II. Mit Wirkung ab dem … 2013 gewährt der Arbeitgeber folgende Leistungen, die auch bei mehrfacher Gewährung keinen Rechtsanspruch des Arbeitnehmers begründen:
1.) Internetpauschale
Der Arbeitgeber leistet zu den Aufwendungen des Arbeitnehmers für die Internetbenutzung einen Zuschuss. Dieser Zuschuss beträgt max … € monatlich. …
2.) Kinderbetreuungskosten
Der Arbeitgeber leistet einen Zuschuss i. H. v. … € zu den Aufwendungen des Arbeitnehmers für die Betreuung seines Kindes in Kindergärten oder vergleichbaren Einrichtungen. …
3.) Fahrten Wohnung/Arbeitsstätte
Der Arbeitgeber leistet einen Zuschuss zu den Aufwendungen des Arbeitnehmers für dessen Fahrten zwischen Wohnung und Arbeitsstätte.

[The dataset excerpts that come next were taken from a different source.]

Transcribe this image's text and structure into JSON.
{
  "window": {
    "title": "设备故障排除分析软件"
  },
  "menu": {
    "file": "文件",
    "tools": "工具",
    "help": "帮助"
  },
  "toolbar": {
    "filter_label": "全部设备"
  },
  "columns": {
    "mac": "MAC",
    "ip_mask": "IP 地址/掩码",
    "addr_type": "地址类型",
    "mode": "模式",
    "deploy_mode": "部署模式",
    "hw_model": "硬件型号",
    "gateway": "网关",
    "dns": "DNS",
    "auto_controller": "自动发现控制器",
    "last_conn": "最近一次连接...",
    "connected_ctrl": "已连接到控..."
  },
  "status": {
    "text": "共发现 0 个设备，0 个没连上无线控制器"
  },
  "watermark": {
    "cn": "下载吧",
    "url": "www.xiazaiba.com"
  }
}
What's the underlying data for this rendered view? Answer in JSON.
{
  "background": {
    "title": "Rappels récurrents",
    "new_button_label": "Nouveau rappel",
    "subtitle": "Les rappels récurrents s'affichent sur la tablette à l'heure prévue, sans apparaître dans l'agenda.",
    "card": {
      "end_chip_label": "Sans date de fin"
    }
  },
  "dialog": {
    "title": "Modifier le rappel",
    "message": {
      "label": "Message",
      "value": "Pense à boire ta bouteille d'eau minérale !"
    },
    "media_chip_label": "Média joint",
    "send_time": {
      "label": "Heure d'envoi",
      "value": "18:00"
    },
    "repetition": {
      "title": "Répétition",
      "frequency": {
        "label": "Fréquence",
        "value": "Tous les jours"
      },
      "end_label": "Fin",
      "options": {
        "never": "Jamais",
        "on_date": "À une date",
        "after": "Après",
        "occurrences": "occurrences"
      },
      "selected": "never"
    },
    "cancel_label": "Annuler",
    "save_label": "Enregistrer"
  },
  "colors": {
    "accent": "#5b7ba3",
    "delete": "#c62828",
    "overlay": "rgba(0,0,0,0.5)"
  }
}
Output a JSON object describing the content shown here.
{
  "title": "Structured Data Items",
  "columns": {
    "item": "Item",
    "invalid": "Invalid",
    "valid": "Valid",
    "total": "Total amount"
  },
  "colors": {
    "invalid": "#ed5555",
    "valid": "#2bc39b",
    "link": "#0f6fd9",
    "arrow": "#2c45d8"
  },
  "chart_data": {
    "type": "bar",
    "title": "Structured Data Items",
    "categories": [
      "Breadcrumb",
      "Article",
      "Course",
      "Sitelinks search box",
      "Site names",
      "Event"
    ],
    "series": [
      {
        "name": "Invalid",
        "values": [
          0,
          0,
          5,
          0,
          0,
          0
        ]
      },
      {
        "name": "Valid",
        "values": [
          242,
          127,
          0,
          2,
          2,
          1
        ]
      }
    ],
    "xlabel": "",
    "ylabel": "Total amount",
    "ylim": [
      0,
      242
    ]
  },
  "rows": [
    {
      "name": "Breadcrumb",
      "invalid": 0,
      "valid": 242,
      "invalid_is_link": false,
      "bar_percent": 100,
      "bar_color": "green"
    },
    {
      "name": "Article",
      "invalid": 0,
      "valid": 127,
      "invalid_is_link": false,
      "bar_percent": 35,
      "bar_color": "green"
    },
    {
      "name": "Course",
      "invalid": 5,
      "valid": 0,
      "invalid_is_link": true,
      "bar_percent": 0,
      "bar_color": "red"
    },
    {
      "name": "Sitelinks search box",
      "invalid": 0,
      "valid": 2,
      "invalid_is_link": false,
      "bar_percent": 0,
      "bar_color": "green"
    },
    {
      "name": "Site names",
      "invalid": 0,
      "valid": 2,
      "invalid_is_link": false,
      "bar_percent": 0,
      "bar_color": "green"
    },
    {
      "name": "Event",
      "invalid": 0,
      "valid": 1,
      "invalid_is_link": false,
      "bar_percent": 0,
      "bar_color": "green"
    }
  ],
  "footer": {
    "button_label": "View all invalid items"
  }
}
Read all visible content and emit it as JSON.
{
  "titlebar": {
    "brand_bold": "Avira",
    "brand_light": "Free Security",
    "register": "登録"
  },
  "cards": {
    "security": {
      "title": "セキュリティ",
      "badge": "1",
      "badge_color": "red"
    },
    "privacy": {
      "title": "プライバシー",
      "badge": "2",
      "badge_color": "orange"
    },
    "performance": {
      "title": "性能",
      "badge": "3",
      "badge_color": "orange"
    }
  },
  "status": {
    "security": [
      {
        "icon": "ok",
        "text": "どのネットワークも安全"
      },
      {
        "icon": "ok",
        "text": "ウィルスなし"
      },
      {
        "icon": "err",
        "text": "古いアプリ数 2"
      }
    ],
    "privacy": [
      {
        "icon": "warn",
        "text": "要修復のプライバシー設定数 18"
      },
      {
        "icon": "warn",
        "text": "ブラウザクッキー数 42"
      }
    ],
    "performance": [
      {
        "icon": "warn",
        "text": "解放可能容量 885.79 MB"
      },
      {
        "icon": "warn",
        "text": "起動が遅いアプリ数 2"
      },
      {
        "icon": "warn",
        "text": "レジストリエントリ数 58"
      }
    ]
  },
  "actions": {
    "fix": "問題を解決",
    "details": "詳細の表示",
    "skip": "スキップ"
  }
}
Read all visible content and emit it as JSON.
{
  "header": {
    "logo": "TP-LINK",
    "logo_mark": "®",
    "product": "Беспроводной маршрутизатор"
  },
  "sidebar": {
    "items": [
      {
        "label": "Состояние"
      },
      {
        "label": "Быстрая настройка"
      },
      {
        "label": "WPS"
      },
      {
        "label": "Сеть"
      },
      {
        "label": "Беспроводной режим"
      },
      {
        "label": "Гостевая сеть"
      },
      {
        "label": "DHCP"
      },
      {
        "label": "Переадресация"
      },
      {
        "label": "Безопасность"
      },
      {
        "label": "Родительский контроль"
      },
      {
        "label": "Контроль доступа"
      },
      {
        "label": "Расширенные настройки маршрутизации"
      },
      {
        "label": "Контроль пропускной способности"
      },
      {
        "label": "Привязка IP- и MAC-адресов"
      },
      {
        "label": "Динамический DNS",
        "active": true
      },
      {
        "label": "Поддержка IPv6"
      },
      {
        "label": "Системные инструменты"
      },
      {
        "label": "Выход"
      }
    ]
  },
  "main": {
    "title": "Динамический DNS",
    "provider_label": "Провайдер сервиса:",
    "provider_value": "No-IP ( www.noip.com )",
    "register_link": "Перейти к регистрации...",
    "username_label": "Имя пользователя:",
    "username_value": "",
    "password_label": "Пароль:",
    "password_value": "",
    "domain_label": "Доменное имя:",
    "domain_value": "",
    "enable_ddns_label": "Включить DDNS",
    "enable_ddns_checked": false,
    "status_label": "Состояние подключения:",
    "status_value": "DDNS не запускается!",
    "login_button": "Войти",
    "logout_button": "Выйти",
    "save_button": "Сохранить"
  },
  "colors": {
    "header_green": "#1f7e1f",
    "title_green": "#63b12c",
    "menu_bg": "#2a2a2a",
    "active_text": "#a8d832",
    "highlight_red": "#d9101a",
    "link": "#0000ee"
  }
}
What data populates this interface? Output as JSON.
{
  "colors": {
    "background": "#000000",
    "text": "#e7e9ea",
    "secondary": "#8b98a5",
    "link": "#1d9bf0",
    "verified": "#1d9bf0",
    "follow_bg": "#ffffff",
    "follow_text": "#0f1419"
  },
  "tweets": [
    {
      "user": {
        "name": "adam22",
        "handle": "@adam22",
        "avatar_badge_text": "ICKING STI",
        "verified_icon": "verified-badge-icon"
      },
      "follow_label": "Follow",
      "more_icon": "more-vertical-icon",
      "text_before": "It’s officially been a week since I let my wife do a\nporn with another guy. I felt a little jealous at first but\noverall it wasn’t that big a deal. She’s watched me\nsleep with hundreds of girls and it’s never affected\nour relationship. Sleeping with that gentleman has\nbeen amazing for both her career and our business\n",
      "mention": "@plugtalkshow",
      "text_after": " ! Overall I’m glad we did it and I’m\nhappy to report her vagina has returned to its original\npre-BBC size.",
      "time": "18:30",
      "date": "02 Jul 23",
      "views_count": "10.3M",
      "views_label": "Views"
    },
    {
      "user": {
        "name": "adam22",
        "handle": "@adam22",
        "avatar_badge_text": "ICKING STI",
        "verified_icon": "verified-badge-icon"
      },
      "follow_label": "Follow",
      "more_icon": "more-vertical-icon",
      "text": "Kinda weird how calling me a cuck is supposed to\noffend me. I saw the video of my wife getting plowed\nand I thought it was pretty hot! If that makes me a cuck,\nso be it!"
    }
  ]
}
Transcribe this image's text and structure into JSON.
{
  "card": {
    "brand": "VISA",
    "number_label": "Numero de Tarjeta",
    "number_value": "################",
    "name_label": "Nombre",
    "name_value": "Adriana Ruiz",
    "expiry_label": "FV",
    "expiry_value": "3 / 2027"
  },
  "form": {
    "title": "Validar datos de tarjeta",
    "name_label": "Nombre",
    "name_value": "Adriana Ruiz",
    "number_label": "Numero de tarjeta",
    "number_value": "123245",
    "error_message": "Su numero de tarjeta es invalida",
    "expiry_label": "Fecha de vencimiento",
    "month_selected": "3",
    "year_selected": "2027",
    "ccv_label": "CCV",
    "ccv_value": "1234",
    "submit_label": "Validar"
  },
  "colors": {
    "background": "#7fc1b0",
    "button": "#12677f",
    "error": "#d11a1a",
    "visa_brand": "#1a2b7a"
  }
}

Die Höhe richtet sich nach den gesetzlichen Vorgaben des Einkommensteuergesetzes und der Lohnsteuerrichtlinien. Die Abrechnung erfolgt nicht arbeitstäglich, sondern nach einer Pauschalierungsmethode mit … Arbeitstagen. Der Arbeitgeber trägt die pauschale Lohnsteuer.
III. Der Arbeitgeber verpflichtet sich gegenüber dem Arbeitnehmer zur Kompensation seiner (mit heutigem Datum berechneten) Nachteile bei den Altersrentenleistungen aus der gesetzlichen Rentenversicherung. Hierfür richtet er für den Arbeitnehmer eine geeignete arbeitgeberfinanzierte betriebliche Versorgungszusage mit sofortiger vertraglicher Unverfallbarkeit über einen Durchführungsweg seiner Wahl ein. Genaueres regelt die Vorsorgezusage, bzw. ein dieser Vorsorgezusage zugrunde liegender Versicherungsvertrag. Darüber hinaus verpflichtet sich der Arbeitgeber zum Abschluss einer Krankentagegeld- und Arbeitslosengeldversicherung zum Zwecke der Kompensation von Leistungsanwartschaften.
IV. Die Arbeitsvertragsparteien stellen fest, dass der Arbeitnehmer ab dem … auf … € Barlohn verzichtet.”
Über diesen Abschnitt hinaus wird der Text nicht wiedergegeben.